Девушек становилось все больше, они были все настойчивее. Они приходили в магазин под любым предлогом, покупали жвачку или лосьоны для интимного пользования, их маленькие груди надувались от вздохов. Это было как прилив, который в конце концов накрыл все, и контуры его отрочества стали размытыми, как мокрый песок, и с ними размылось воспоминание о Клаудии.
А потом внезапно, в следующем году, он стал видеть ее повсюду. Это часто случалось с ним на дороге, за рулем грузовичка. Когда он вел его ранним утром, и туман поднимался из долины, окутывая пейзаж плотным облаком. Или летними ночами, когда он ехал в темноте, и фары освещали траву, луга, усыпанные лютиками, а звезды, казалось, сыпались прямо на капот.
Она появлялась внезапно. Медленно шла по обочине дороги с распущенными по спине фосфоресцирующими волосами. Ее кожу омывала лужица солнца, или слабо освещала зыбкая луна, словно призрак голосовал на шоссе. Она оборачивалась, Франко Росетти щурил глаза, его мускулы напрягались, челюсти сжимались до боли, и потом, в следующую секунду, она исчезала.
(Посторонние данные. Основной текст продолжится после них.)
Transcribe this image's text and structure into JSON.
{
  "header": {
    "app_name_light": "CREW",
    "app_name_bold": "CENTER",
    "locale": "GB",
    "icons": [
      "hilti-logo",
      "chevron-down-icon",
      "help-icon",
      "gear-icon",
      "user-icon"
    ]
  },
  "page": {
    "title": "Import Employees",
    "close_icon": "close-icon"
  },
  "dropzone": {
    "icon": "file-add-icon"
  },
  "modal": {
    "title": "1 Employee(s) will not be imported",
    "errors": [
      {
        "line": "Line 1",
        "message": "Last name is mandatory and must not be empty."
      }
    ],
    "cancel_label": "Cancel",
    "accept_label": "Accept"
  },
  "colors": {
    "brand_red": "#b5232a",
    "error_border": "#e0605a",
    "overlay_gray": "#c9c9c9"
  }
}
Это происходило и когда он был с девушками. Вдруг ее лицо накладывалось на их лица, их накрашенные глаза становились ее глазами – серыми, туманными, как у жительницы морских глубин, – их улыбки растягивались, губы раздвигались, и появлялась ее улыбка, ослепительная, открывающая ее зубы – широкие, блестящие, как фарфор, которые он узнал бы из тысячи.
Случалось это с ним и в магазине, когда звякал дверной колокольчик и внутрь входила семья. Он, казалось, видел их, ее ужасных родителей, ее брата и ее в их тени – она была каждый раз другого возраста, иногда крошечная в своем белом пальтишке, с короткими волосами, иногда уже девушка, в клетчатой юбке, с конским хвостом, – мимолетный образ, от которого перехватывало дыхание. Потом, сфокусировав взгляд, он видел приближающуюся чету шведов или немецких швейцарцев с детьми подростками, скучное, бледное, такое бледное отражение Маджоре.
Однако в тот день, в понедельник 19 декабря 1977-го, около полудня, когда она стояла перед ним в ледяном воздухе супермаркета, он ничего не чувствовал.
Потом он заметил маленькую девочку, лет пяти или шести, но не сразу, в тот самый момент, когда ощутил холод, поднимавшийся от прилавка с рыбой, от озерных лососей, блестящих на льду, от черных угрей. Клаудия держала ее за руку. Те же светлые волосы, те же голубые глаза, может быть, чуть темнее. Она была закутана в кроличью шубку и смотрела вдаль, на новогодние шарики или на мертвых рыб. Он подумал тогда, все так же до странного без эмоций, как посторонний наблюдатель: «Вот как, это, наверно, ребенок, которого она родила от того итальянца».
Наконец Франко Росетти увидел рядом с ними мужчину. Казалось, прошло бесконечно много времени, прежде чем он осознал его присутствие. Он отметил тележку, глаза машинально распознали ящики с «Моэт и Шандон», четыре.
Клаудия улыбнулась на автомате, как будто перед камерой или перед зеркалом, и светским, неестественным голосом сказала: «Франко, это Жак, мой муж».
В конце того дня отец надавал ему пощечин в холодном помещении, где хранились товары. Он надавал ему пощечин под нелепым предлогом, за ошибку в цифрах поставок или, может быть, задержку с транспортом – ничего, за что Франко мог бы нести ответственность, – вероятно, просто потому, что зимой 77-го произошел невиданный взлет торговли, и становилось сложно управлять потоками. Напряжение было невыносимым, хотя магазин, залитый искусственным светом – гирлянды, мигающие лампочки, – излучал успокаивающее тепло, как в церкви. Или, может быть, это чувство вины просочилось в сердце отца Франко, когда кассовых аппаратов уже не хватало, чтобы уместить все банкноты, пачки и пачки, которые он прятал, иногда по несколько раз в день, в большие конверты из крафтовой бумаги с характерным запахом жира, остававшегося на пальцах, даже если тереть их щеткой с мылом. Или это лица старых друзей – но были ли у него друзья? – Марселя Шваба, хозяина сахарного заводика в Блюше, Андре Барраса, тренера по лыжам, чьи клиенты были, однако, все более упакованными – он давал уроки детям Ага-Хана, – их ли лица, невозмутимые, безмолвные, когда он входил в «Белый зуб» и чувствовал, как они едва заметно отворачиваются, уставившись в свои стаканы?